Irish surnames dominate the rosters of police commissioners past and present in the United States. In Minneapolis, where the current Black Lives Matter protests ignited: Dolan and McManus during the Bush years, and further back, Meehan, Mealey, and Doyle in the early 20th century. In New York, the commissioner is Dermot Shea, before him it was James O’Neill, and before him, it was Raymond Kelly, New York’s longest-serving commissioner. All three have Irish grandparents and grew up in the historically Irish Sunnyside, Queens.
The Irish pride themselves on a “special relationship” with the United States. We say, “the Irish built America,” typically referencing the literal infrastructure of the cities and transport systems.
This shows a painfully selective memory. When we look at present-day America, we need to consider the full extent of the Irish role in the building of American social power structures.
In pop-culture and more formally, we Irish have a tendency to align ourselves with the Black struggle. (I love The Commitments, but the Irish are not the Blacks of Europe, Black people are.) We point to Daniel O’Connell’s anti-slavery polemics in the 1840s, to his campaign with the visiting Fredrick Douglass, the most famous Black abolitionist of the 19th century.
In the years after Douglass’s Irish tour, 1.5 million Irish people would leave this island for the U.S. When they arrived there, yes, it’s true, the Irish did experience ethnic prejudice. “No Irish need apply,” etc. In a short time, however, the Irish were hired in the hundreds into the emerging police forces-in fact, some forces were established to create jobs as a solution to “the Irish problem.”
According to Marilyn S. Johnson, a history professor at Boston College, the Irish presence in the police force was felt as much as their presence in gangs and criminal groups. It was common, notes Johnson, for Irish police to join with Irish mobs against less politically powerful groups such as Jews and African-Americans.
The Irish quickly accepted the invitation to inclusion in authority, the privilege and power that came with being white in the new America. Their role in constructing, developing, and perpetuating institutionalized racial oppression in the 20th and 21st centuries is unequivocal.
I am a first-generation American citizen, born to Irish parents who emigrated to North Carolina in 1989. I attended their naturalization ceremony, watched them raise their hands and pledge allegiance to the flag. Because of Ireland’s relatively lax citizenship laws, I have enjoyed dual-citizenship. I spent my teens in Wicklow, my twenties in New York, and now I am living in Galway.
I forget that I speak with an American accent and I wonder why people here keep asking me if I am from the States. I sound nothing like my parents, and I look like the white people brunching while the BLM protests rage in New York City.
I consider myself liberally minded and that’s why I need to check myself. “Most people guard and keep,” wrote James Baldwin, an American writer and activist. “They suppose that it is they themselves and what they identify with themselves that they are guarding and keeping.
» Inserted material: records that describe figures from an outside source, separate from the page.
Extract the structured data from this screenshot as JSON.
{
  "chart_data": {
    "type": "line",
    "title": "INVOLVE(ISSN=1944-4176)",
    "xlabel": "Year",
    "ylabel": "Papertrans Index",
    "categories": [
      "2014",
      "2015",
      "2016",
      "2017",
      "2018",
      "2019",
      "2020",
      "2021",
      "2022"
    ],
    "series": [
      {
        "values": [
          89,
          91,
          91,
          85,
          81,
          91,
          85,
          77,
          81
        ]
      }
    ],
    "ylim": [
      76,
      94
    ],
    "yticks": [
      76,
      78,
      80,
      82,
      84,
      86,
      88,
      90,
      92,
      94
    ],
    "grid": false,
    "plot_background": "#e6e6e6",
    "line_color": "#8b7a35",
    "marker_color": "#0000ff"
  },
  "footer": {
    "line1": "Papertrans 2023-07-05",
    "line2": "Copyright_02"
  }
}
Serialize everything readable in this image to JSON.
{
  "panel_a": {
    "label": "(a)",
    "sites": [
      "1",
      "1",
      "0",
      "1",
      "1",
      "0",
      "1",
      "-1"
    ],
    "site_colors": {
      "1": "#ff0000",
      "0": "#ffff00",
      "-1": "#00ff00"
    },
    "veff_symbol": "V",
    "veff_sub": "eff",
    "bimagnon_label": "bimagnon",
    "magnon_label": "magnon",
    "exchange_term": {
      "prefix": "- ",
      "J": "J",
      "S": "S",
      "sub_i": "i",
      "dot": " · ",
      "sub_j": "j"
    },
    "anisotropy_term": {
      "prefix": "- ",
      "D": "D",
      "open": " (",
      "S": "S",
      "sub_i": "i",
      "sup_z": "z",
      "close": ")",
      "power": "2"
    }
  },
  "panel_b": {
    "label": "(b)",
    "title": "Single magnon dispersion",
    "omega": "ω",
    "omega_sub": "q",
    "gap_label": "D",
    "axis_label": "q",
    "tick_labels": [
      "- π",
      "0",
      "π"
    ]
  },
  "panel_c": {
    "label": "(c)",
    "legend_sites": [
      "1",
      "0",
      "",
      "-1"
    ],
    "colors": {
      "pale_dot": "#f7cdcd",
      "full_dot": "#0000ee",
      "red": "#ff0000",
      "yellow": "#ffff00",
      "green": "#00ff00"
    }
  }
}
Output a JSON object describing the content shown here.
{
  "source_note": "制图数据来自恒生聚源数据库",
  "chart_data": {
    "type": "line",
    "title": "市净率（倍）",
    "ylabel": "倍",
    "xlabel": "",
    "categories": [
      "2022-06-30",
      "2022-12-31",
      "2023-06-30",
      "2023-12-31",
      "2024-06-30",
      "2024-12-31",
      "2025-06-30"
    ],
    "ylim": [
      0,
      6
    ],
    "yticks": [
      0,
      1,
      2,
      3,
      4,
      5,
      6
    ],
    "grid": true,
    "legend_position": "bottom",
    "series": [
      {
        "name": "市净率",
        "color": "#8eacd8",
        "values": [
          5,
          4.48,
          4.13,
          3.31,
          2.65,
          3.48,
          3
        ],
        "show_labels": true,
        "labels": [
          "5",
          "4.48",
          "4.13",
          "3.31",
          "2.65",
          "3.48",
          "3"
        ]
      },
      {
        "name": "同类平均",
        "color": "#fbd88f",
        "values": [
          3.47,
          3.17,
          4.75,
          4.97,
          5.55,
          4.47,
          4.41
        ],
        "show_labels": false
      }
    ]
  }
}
What they are actually guarding and keeping is their system of reality and what they assume themselves to be.”
In 1973, 10-year-old Clifford Glover was shot in the back and killed by a cop named Thomas Shea in Queens, New York. Shea was acquitted. We’re a lot quicker to point out the Irish contribution to the American railway system than to systemic racial oppression.
The current Black Lives Matter movement is a moment for the Irish and Irish-Americans to acknowledge our legacy in its totality and do penance. To be clear-taking on the blame for the actions of our ancestors and the current diaspora is not the goal. And our call to action isn’t to simply assimilate the BLM protests in the United States; the specific racial dynamics of America are complicated by more than Irish immigration, and racism as it exists here is not based in police brutality.
However, interrogating our legacy is vital because it informs the actions of current generations. The responsibility of conscientious anti-racism is universal, and in an increasingly diverse Ireland, it’s more important than ever.
It can be painful to confront our internalized racism, but we can’t afford not to. Audre Lorde, the American poet and Black activist, offered the questions we should ask ourselves: “How do you reach down into threatening difference without being killed or killing? How do you deal with things you believe, live them not as theory, not even as emotion, but right on the line of action and effect and change?”
Talk to your American cousins about anti-racism. Fill the bail funds in the cities where our diaspora live. Here at home, anti-racism and anti-xenophobic education is crucial. Abolish Direct Provision. If you’re an Irish person who feels the history of our oppressed centuries deeply, if you’re an Irish-American who is proud of our special relationship with the United States, the task is the same: don’t obscure our past, learn from it. More to the point, learn from the present in which the past is still visible.